Call to ‘scrap’ hospice plan
Writing 170 years ago, the great English author Charles Dickens had a keen eye for human frailties of the recurring kind. He exposed them in the characters he invented for his novels.
One such was Mr Micawber who lived with his family in a state of financial misery – because of his bad habit of living beyond his means. But he travelled hopefully: “Something will turn up” he would say. Poor Mr Micawber went to debtors’ prison.
But his lesson has not been learned by the folk behind the Southern Highlands Community Hospice. They still believe that benefactors will come along to build their hospice (SHN May 9, 2018). They have been fundraising locally for eight years and have only $2 million to show for it.
To get where they are now, some $4 million has been pulled from our local charity sector in cash and in the value of goods sold in the five hospice shops. Already, $2 million has been spent on rent, wages, consulting, and other expenses of running the show.
Forget about the construction costs for a moment (last estimate $11.3 million). The real challenge is to raise $2 million a year, every year, to run a ten-bed hospice.
All along, government has refused to support the hospice idea. The company has belatedly abandoned its go-it-alone bravado. Thanks to an expensive feasibility study (which has not been released for public scrutiny) their chairman now effectively concedes that government help is essential. But government policy at all levels in NSW favours home-based care for the dying, rather than institutional care. This policy is in line with what most of us say we want – which is to die at home.
How much was raised last year from hospice shop trading and donations? Only about $230,000, after taking out interest earned on investment of the building fund.
Yet still they press on. The landlords collected $212,000 in rent last financial year, and this year’s rent will bring the total so far to close to one million dollars. And that’s just for rent! The good-hearted volunteers in the hospice shops must also marvel at the funds forked out for the full-time salaried management.
For every dollar squirrelled away, the hospice people spend two dollars on expenses (64 oer cent of trading revenue to be exact). Not one cent has been used to pay for anyone’s end-of-life care. Extravagant outlays for rent, a manager’s salary, and other operating expenses burn up the donated wealth.
Meanwhile, other local charities that also depend on selling donated goods are suffering. Donations that would otherwise have come their way have escaped. And let’s not forget the truly needy in our community who have traditionally looked to those charities (such as Sallies and Vinnies) for immediate practical help.
Let’s scrap the glitzy architectural drawings, the unaffordable bricks and mortar, the 39-space underground parking. Let’s wind back the inefficient shops and the crazy overheads. Let’s stop badgering government for money that should be invested in bettering our proven system of end-of-life care. Bowral’s public hospital, Harbison, and the services promoted by Southern Highlands Cancer Centre (such as CanAssist) are more deserving of our bounty.
And let’s find another use for the time and talents of the well-meaning people in our community who have been inspired to support the care of the dying. The Palliative Care Volunteer Program is just one example.
Only then will “something” turn up - something that’s truly worth having.
Alternatives ‘not so attractive’
“Establishing a community hospice in the Southern Highlands is long overdue,” says Dr Michael Barbato, a palliative medicine specialist.

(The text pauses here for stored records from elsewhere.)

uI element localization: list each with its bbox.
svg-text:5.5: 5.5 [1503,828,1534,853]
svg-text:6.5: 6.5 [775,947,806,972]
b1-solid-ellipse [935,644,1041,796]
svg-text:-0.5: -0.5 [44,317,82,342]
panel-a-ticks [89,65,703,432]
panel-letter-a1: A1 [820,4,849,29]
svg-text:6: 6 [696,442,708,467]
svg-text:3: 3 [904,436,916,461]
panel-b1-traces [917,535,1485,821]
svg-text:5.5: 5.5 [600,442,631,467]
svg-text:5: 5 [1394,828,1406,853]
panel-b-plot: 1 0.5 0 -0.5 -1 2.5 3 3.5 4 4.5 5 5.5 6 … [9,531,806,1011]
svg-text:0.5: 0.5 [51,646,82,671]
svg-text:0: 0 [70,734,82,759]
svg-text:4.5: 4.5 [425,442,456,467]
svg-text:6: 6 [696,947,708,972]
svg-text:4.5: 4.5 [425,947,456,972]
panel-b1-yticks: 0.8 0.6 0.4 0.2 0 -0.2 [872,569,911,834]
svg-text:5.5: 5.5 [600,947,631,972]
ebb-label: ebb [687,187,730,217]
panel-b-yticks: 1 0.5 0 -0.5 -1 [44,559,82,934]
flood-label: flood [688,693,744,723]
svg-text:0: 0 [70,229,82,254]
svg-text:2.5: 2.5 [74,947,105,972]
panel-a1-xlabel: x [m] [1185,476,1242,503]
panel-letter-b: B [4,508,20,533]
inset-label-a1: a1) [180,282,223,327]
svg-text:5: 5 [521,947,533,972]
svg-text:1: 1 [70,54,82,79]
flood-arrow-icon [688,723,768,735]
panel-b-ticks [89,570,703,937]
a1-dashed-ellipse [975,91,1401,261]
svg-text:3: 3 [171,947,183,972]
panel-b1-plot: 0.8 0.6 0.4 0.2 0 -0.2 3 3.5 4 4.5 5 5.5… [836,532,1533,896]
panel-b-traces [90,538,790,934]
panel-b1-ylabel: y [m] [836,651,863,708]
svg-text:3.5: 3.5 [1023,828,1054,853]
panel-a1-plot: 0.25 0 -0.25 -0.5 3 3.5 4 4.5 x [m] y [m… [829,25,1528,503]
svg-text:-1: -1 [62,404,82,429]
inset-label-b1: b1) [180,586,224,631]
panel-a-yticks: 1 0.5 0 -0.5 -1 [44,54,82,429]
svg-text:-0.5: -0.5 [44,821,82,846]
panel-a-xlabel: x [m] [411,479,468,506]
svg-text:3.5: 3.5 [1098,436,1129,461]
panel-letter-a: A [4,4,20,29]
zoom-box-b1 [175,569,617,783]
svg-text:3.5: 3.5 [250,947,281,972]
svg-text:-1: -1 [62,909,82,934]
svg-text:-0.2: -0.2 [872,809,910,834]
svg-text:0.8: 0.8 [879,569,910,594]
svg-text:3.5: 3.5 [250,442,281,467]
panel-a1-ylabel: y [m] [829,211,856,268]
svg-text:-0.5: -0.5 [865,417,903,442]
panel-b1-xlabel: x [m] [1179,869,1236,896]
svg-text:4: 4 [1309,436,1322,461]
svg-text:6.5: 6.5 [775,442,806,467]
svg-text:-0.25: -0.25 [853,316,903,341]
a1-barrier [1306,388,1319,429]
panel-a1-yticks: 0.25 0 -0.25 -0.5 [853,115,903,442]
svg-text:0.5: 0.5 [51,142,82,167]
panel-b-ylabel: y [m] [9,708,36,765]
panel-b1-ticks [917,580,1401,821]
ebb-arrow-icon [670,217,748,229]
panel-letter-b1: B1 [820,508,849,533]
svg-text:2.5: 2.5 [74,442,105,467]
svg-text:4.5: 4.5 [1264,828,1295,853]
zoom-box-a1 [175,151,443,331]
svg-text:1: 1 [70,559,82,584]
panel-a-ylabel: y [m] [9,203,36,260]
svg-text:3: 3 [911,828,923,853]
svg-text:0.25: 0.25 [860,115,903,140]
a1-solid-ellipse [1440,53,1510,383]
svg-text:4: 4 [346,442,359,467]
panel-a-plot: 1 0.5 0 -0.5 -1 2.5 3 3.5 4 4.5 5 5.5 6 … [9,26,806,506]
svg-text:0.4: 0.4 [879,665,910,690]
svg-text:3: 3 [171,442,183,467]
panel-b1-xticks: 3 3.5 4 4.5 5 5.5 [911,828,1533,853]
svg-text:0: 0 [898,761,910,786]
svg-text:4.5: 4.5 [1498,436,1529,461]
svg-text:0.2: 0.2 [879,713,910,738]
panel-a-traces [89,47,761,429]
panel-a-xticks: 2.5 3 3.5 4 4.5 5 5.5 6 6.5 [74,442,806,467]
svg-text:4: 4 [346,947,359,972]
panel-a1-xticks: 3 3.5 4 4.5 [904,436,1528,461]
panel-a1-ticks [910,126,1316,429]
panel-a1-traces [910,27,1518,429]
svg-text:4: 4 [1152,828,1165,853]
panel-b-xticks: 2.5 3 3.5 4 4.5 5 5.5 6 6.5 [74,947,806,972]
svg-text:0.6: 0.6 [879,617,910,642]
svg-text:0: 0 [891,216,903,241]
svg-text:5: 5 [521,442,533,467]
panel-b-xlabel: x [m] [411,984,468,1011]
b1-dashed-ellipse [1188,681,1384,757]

Unfortunately community members with no background in medicine or health issues continue to work against the hospice project.
Palliative Care Australia estimates that while 70 per cent of Australians wish to die at home only around 14 per cent actually do so.
When carers find they are unable to cope with their patients as they near death at home, the patient must be admitted to an institution. For the fortunate few, the institution will be a nearby hospice. But not in the Southern Highlands! Here the alternatives are not so attractive. Patients may be admitted to a public or private acute care hospital, or a nursing home.
Generally, acute care hospitals are noisy and busy places, not able to provide a peaceful home-like environment and often do not have specialist palliative care staff.
Currently the hospice b is awaiting final approval of the Development Application from Wingecarribee Shire Council. After this, the cost of the building will be determined, benefactors will be approached to cover this cost, and on-going donations will be sought to contribute to the cost of running the hospice.
Running costs for the hospice will be covered by money from the health funds, bequests, donations and supplemented by proceeds from the shops. Consolidation and renovation of the Hospice Shops is now proceeding, and has been very well received by members of the community.
The Southern Highlands Community Hospice will provide the tranquillity, care and support for both patients and family members, so needed in those final days. The hospice will complement and extend existing palliative care services, not replace them.
How can the detractors substantiate that there is no need for a hospice in the Southern Highlands?